Oberlin’s alumni mag on Radio Lab

In a profile in the alumni magazine of Oberlin College, Radio Lab hosts Jad Abumrad and Robert Krulwich discuss the show and its ties to their shared alma mater. “It feels like an extension of conversations I used to have at Oberlin,” Abumrad says. “There’s a playfulness that connects it to college. I hope that’s not just regression.” A coda to the article features other Oberlin grads in public radio contemplating the connection between their college and their jobs.

YouTube – Sesame Streets

Put dialogue from Scorcese films into the mouths of Grover and Big Bird and you get Sesame Streets. (NSFW. Via WFMU’s blog.)

Sirius drops PRI

As of Tuesday, Sirius Satellite Radio stopped carrying programs from Public Radio International.

FCC on LPFM and a public file violation

In actions announced today, the FCC denied a low-power FM application on localism grounds and fined WXLV-FM in Schnecksville, Pa., $10,000 for failing to maintain its public file (PDFs).

Knight seeks proposals for digital community connections

The Knight Foundation will spend $5 million in the first year (and perhaps $25 million over five years) for innovative digital prototypes, initiatives and experiments that improve connections among people in communities. Application deadline for the Knight Brothers 21st Century News Challenge: Dec. 31. Guidelines are posted at www.newschallenge.org. Applicants need not be journalists or have printing presses or transmitters.

Hear 2.0: What the new Arbitron rules mean to you

Mark Ramsey comments on Arbitron’s decision to include ratings for noncommercial radio in its market reports. “Public radio will now be on commercial radio’s radar like never before,” he writes. “Commercial radio will more aggressively learn from public radio, compete with it, and counter-program it.” (Via Technology360.)
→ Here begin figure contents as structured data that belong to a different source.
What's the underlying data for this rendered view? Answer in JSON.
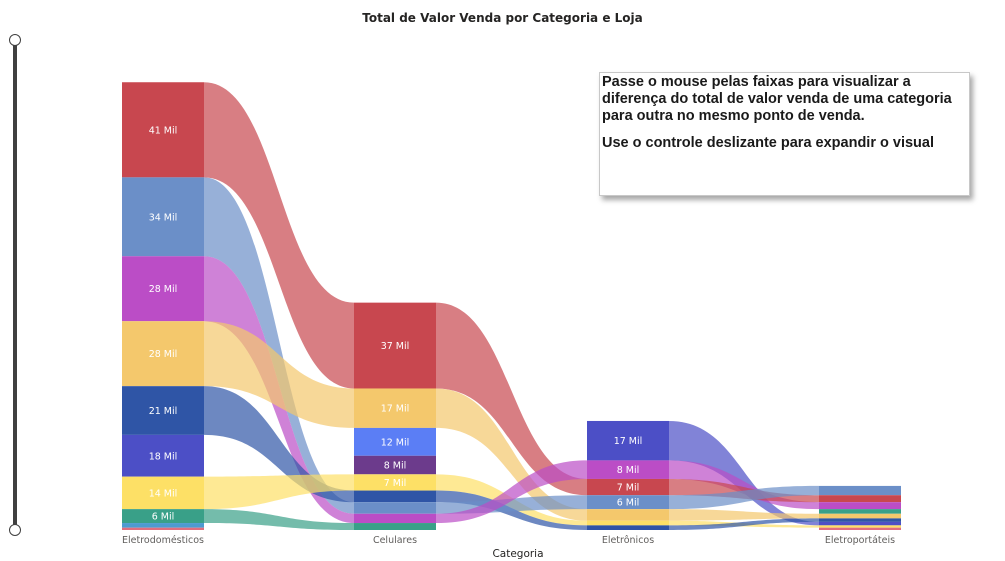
{
  "title": "Total de Valor Venda por Categoria e Loja",
  "info_box": {
    "line1": "Passe o mouse pelas faixas para visualizar a diferença do total de valor venda de uma categoria para outra no mesmo ponto de venda.",
    "line2": "Use o controle deslizante para expandir o visual"
  },
  "chart_data": {
    "type": "sankey",
    "title": "Total de Valor Venda por Categoria e Loja",
    "xlabel": "Categoria",
    "categories": [
      "Eletrodomésticos",
      "Celulares",
      "Eletrônicos",
      "Eletroportáteis"
    ],
    "store_colors": [
      "#c8474f",
      "#6b8fc8",
      "#bb4dc6",
      "#f4c86c",
      "#2f55a6",
      "#4c4fc6",
      "#fde066",
      "#39a088",
      "#e06e7e",
      "#6c3b8c",
      "#5b7ef5",
      "#4d9bd0"
    ],
    "columns": [
      {
        "category": "Eletrodomésticos",
        "segments": [
          {
            "store": 0,
            "value": 41,
            "label": "41 Mil"
          },
          {
            "store": 1,
            "value": 34,
            "label": "34 Mil"
          },
          {
            "store": 2,
            "value": 28,
            "label": "28 Mil"
          },
          {
            "store": 3,
            "value": 28,
            "label": "28 Mil"
          },
          {
            "store": 4,
            "value": 21,
            "label": "21 Mil"
          },
          {
            "store": 5,
            "value": 18,
            "label": "18 Mil"
          },
          {
            "store": 6,
            "value": 14,
            "label": "14 Mil"
          },
          {
            "store": 7,
            "value": 6,
            "label": "6 Mil"
          },
          {
            "store": 11,
            "value": 2,
            "label": ""
          },
          {
            "store": 8,
            "value": 1,
            "label": ""
          }
        ]
      },
      {
        "category": "Celulares",
        "segments": [
          {
            "store": 0,
            "value": 37,
            "label": "37 Mil"
          },
          {
            "store": 3,
            "value": 17,
            "label": "17 Mil"
          },
          {
            "store": 10,
            "value": 12,
            "label": "12 Mil"
          },
          {
            "store": 9,
            "value": 8,
            "label": "8 Mil"
          },
          {
            "store": 6,
            "value": 7,
            "label": "7 Mil"
          },
          {
            "store": 4,
            "value": 5,
            "label": ""
          },
          {
            "store": 1,
            "value": 5,
            "label": ""
          },
          {
            "store": 2,
            "value": 4,
            "label": ""
          },
          {
            "store": 7,
            "value": 3,
            "label": ""
          }
        ]
      },
      {
        "category": "Eletrônicos",
        "segments": [
          {
            "store": 5,
            "value": 17,
            "label": "17 Mil"
          },
          {
            "store": 2,
            "value": 8,
            "label": "8 Mil"
          },
          {
            "store": 0,
            "value": 7,
            "label": "7 Mil"
          },
          {
            "store": 1,
            "value": 6,
            "label": "6 Mil"
          },
          {
            "store": 3,
            "value": 5,
            "label": ""
          },
          {
            "store": 6,
            "value": 2,
            "label": ""
          },
          {
            "store": 4,
            "value": 2,
            "label": ""
          }
        ]
      },
      {
        "category": "Eletroportáteis",
        "segments": [
          {
            "store": 1,
            "value": 4,
            "label": ""
          },
          {
            "store": 0,
            "value": 3,
            "label": ""
          },
          {
            "store": 2,
            "value": 3,
            "label": ""
          },
          {
            "store": 7,
            "value": 2,
            "label": ""
          },
          {
            "store": 3,
            "value": 2,
            "label": ""
          },
          {
            "store": 4,
            "value": 1.5,
            "label": ""
          },
          {
            "store": 5,
            "value": 1.5,
            "label": ""
          },
          {
            "store": 6,
            "value": 1,
            "label": ""
          },
          {
            "store": 8,
            "value": 1,
            "label": ""
          }
        ]
      }
    ]
  }
}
Soldiers’ language wiped by fears of FCC

The New York Observer’s NYTV columnist reports on how FCC indecency rules inhibit PBS’s coverage of the war and other topics. “It’s a really sorry state of affairs if we’re Disney-fying combat,” says filmmaker Martin Smith, whose Oct. 3 Frontline documentary, “Return of the Taliban,” will air without f-words spoken by soldiers in combat.